Academicamente, eu me tornei um consultor para várias Universidades e
Ministérios da Saúde em todo o mundo, e eu também gosto de atuar como professor
visitante e colaborador em programas de investigação em diversas universidades
em todo o mundo. Pessoalmente, eu mudei com minha família para Beverly Hills,
Califórnia, e voltei a alguns dos meus passatempos anteriores, como corrida,
ciclismo, montagem de maquetes de trens e carros de corrida.
FCM - A
descoberta das propriedades do óxido nítrico abriu novas linhas de pesquisa no
mundo. Atualmente, a qual delas você se dedica e por quê?
Ignarro - Meus
principais interesses de investigação no momento estão relacionados ao estilo de
vida saudável e manutenção da boa saúde cardiovascular. Ambos podem ser
melhorados com uma dieta saudável, exercício aeróbico moderado e suplementos
nutricionais que aumentam a produção do corpo de óxido nítrico.
FCM - A
publicação de artigos em revistas de alto impacto, como Nature e Science são
indicativos da qualidade de uma pesquisa?
Ignarro - Eu
não necessariamente concordo com essa visão. Por exemplo, muitos dos meus
estudos que levaram ao Prêmio Nobel foram publicados em revistas comuns na minha
área de pesquisa. A maioria dos autores que publicam na Nature ou Science não
vão receber Prêmios Nobel. Meu laboratório, por muitos anos, não tem sido capaz
de confirmar ou reproduzir experimentos científicos que foram publicados na
Nature ou Science. A qualidade e reprodutibilidade de seu
trabalho é muito mais importante do que publicar a obra em revistas de alto
impacto. Existem dezenas de excelentes revistas de impacto médio em que se pode
publicar pesquisas básicas de alta qualidade.
FCM - O
que é necessário para se fazer uma boa pesquisa?
Ignarro – Uma
boa pesquisa requer um cientista disposto a trabalhar muito para responder
importantes questões científicas de uma forma honesta. Um bom cientista sempre
está a frente de suas hipóteses e testa-as de uma forma escrupulosa, nunca
ignorando aquelas experiências que não lhe dão as respostas desejadas na
primeira vez. Perseverança, honestidade e motivação são as principais
características de um cientista bem sucedido.
Sobre o óxido
nítrico
Durante muito tempo, o óxido
nítrico foi considerado somente um poluente do ar, mas a descoberta mostrou que
o NO é uma molécula sinalizadora no sistema cardiovascular e tem aplicações no
tratamento de doenças cardíacas, impotência e até câncer. Murad, farmacologista
da Universidade do Texas, descobriu em 1977 que as drogas vasodilatadoras agiam
pela emissão de óxido nítrico, substância que, segundo determinou, atuava
relaxando as células da musculatura lisa dos vasos.

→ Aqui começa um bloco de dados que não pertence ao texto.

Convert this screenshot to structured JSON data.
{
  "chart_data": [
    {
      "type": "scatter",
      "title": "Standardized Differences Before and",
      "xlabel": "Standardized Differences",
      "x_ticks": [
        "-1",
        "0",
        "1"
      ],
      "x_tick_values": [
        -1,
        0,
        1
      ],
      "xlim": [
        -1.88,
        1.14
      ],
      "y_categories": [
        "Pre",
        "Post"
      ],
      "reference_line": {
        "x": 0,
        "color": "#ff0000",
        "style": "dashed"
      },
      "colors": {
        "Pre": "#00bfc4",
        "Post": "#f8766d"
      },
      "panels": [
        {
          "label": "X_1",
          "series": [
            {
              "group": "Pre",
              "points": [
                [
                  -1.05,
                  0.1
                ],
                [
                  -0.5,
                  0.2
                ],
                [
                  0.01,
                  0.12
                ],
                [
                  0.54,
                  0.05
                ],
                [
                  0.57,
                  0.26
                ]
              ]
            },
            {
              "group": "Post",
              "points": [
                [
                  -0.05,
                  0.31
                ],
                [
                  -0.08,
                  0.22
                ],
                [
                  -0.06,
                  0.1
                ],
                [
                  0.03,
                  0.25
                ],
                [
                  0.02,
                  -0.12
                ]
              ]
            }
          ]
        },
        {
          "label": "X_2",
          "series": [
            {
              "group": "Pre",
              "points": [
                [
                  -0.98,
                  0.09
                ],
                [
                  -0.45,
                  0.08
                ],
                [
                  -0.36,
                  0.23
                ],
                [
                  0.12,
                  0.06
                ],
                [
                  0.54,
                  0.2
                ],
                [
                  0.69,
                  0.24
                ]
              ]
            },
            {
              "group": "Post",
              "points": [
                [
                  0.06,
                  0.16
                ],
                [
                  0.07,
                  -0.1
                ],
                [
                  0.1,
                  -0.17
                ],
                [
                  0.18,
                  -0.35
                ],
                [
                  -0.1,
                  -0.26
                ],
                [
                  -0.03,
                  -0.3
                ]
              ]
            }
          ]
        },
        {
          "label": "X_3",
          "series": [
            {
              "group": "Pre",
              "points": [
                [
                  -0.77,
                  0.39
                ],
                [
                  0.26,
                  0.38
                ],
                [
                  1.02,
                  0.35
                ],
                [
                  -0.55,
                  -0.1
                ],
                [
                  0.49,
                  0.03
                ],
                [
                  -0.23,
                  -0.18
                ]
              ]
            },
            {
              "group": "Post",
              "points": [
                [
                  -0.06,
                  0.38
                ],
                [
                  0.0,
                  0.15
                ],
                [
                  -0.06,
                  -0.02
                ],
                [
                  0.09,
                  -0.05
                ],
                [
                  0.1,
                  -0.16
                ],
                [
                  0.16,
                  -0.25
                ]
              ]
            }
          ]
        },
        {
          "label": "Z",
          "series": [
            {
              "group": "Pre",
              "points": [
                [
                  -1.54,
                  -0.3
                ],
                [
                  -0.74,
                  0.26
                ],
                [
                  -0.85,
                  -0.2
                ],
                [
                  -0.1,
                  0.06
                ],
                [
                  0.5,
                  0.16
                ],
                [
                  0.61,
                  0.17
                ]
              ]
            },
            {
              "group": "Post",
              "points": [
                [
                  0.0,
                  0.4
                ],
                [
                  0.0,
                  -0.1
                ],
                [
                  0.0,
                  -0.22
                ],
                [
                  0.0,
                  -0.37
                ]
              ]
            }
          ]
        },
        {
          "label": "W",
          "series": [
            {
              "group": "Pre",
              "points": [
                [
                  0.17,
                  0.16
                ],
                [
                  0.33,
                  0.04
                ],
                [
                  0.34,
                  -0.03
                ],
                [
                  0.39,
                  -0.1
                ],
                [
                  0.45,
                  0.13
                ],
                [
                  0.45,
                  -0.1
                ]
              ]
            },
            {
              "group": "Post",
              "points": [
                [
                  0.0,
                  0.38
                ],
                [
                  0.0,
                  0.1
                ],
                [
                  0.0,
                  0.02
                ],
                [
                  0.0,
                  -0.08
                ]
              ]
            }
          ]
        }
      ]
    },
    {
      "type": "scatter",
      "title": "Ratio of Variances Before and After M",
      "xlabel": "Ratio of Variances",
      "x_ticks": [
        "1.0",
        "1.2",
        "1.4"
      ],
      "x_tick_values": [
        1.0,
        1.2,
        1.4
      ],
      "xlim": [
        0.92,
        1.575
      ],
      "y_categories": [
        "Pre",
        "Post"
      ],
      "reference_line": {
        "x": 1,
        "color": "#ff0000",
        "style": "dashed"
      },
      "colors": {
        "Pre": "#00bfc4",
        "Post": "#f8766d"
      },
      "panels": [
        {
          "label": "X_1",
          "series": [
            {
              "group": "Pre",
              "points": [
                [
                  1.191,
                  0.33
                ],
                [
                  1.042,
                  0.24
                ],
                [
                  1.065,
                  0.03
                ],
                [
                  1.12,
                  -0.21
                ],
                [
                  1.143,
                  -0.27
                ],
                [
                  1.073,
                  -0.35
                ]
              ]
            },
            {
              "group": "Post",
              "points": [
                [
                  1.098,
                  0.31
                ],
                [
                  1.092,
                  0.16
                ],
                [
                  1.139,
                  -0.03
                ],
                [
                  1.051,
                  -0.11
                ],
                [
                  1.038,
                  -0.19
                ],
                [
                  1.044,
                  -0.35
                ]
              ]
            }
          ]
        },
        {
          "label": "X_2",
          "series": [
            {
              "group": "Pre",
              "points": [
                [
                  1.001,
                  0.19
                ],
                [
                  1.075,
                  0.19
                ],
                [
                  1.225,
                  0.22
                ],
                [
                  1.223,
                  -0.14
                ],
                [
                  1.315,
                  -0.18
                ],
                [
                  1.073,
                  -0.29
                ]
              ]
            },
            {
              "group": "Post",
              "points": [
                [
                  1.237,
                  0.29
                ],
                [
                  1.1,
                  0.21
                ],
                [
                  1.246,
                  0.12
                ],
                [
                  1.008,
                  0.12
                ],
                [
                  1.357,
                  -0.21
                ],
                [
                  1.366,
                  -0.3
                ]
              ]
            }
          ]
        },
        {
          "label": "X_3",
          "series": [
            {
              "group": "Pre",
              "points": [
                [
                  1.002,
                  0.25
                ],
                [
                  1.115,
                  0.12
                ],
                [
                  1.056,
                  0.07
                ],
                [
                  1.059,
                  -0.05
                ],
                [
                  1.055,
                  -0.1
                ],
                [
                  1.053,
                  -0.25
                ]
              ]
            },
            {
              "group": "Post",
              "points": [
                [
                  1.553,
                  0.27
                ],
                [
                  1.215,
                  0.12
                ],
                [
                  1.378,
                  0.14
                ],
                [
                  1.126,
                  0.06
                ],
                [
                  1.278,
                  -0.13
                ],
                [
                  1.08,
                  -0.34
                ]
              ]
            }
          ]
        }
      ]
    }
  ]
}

Furchgott, farmacologista da
Universidade do Estado de Nova York, constatou em 1980 que os vasos sanguíneos
são dilatados ou aumentam de calibre porque suas células da superfície interna -
endotélio - produzem uma molécula sinalizadora que faz com que as células
musculares relaxem. Furchgott batizou o fator responsável, ainda não
identificado, pelo relaxamento dos vasos de EDRF. A partir daí, foi iniciada uma
corrida mundial para identificá-lo.
Mas foi Louis Ignarro,
farmacologista da Universidade da Califórnia, quem conseguiu a prova final. Após
uma série de análises, algumas feitas em parceria com Furchgott, ele demonstrou
que o EDRF identificado era o óxido nítrico, resolvendo definitivamente o
problema.
O óxido nítrico é uma
substância que transmite sinais no organismo - permitindo que mensagens sejam
enviadas de uma parte do corpo para outra - e regula a pressão arterial e a
circulação. Encontrado na maioria dos seres vivos e produzido por diversas
células, o gás controla a pressão arterial ao dilatar as artérias, afeta o
comportamento ao ativar as células nervosas e, quando produzido nos glóbulos
brancos, torna-se tóxico em relação a bactérias e parasitas invasores. Hoje,
alguns cientistas estão estudando se o óxido nítrico poderia ser usado para
deter o crescimento de tumores cancerígenos.
O auditório da FCM fica à rua Tessália Vieira de Camargo,
126, campus Unicamp, Campinas, SP. O portão de acesso fica à rua Albert Sabin,
esquina com Tessália Vieira de Camargo. Entrada franca.